The use of recycled water for drinking, however, is less common, largely because many people are repelled by the thought of water that’s been in our toilets going to our taps. But a few countries like Singapore, Australia and Namibia, and states such as California, Virginia and New Mexico are already drinking recycled water, demonstrating that purified wastewater can be safe and clean, and help ease water shortages.
The term “toilet to tap,” used to drum up opposition to drinking recycled water, is misleading because recycled water that ends up in drinking water undergoes extensive and thorough purification. In addition, it is usually added to groundwater or surface water for further cleansing before being sent to a drinking water supply where it is again treated. In fact, it has been shown to have fewer contaminants than existing treated water supplies.
There are a number of technologies used to recycle water, depending on how pure it needs to be and what it will be used for. Here’s how it’s done at the Point Loma Wastewater Treatment plant in San Diego—the city is currently studying the feasibility of recycling water for drinking.
Sewage first goes through advanced primary treatment in which water is separated from large particles, then enters sedimentation tanks where chemicals are used to make primary sludge settle to the bottom and scum rise to the top. Once the water is separated out, 80% of the solids have been removed, and the wastewater is clean enough to be discharged to the ocean. (Though wastewater is a potentially valuable resource, most wastewater produced along our coasts ends up in the ocean.)

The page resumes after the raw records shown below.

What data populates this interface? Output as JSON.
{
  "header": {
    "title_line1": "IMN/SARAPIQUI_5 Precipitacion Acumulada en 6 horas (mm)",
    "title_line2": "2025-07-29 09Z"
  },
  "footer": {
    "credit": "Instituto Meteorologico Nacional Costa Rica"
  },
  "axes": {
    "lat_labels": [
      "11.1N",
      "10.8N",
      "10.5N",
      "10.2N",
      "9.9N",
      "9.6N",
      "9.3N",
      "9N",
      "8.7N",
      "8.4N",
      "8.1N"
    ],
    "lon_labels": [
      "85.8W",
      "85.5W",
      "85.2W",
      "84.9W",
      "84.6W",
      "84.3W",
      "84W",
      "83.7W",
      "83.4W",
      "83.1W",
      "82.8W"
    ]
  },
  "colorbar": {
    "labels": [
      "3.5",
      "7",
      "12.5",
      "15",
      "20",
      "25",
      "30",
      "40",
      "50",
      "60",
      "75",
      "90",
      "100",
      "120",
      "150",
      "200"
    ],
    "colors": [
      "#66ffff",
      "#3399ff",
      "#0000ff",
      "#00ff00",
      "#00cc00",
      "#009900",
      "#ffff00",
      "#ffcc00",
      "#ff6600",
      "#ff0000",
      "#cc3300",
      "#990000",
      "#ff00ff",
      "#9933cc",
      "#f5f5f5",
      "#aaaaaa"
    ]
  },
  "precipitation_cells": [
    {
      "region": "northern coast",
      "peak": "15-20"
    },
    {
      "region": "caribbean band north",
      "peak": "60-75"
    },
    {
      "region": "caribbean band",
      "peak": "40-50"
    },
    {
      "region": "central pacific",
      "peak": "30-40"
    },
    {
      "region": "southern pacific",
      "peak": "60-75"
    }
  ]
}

In secondary treatment, bacteria are added to the wastewater to ingest organic solids, producing secondary sludge that settles to the bottom.
Tertiary treatment filters the water to remove whatever solids remain, disinfects it with chlorine, and removes the salt. In California, tertiary-treated water is called “recycled water” and can be used for irrigation or industry.
For Indirect Potable Reuse (IPR)—recycled water that eventually becomes drinking water—tertiary-treated water undergoes advanced water technology, then spends time in groundwater or surface water, such as a reservoir, before being sent to drinking water supplies. Advanced water technology first involves microfiltration that strains out any remaining solids.
Next, reverse osmosis, which applies pressure to water on one side of a membrane allowing pure water to pass through, eliminates viruses, bacteria, protozoa, and pharmaceuticals. The water is then disinfected by ultra violet light (UV) or ozone and hydrogen peroxide. Finally it is added to groundwater or surface water reservoirs where it stays for an average of 6 months to be further purified by natural processes. (This is done mainly to assuage public anxiety about drinking recycled water.) Once drawn from the groundwater or reservoir, the recycled water goes through the standard water purification process all drinking water undergoes to meet U.S. Environmental Protection Agency standards.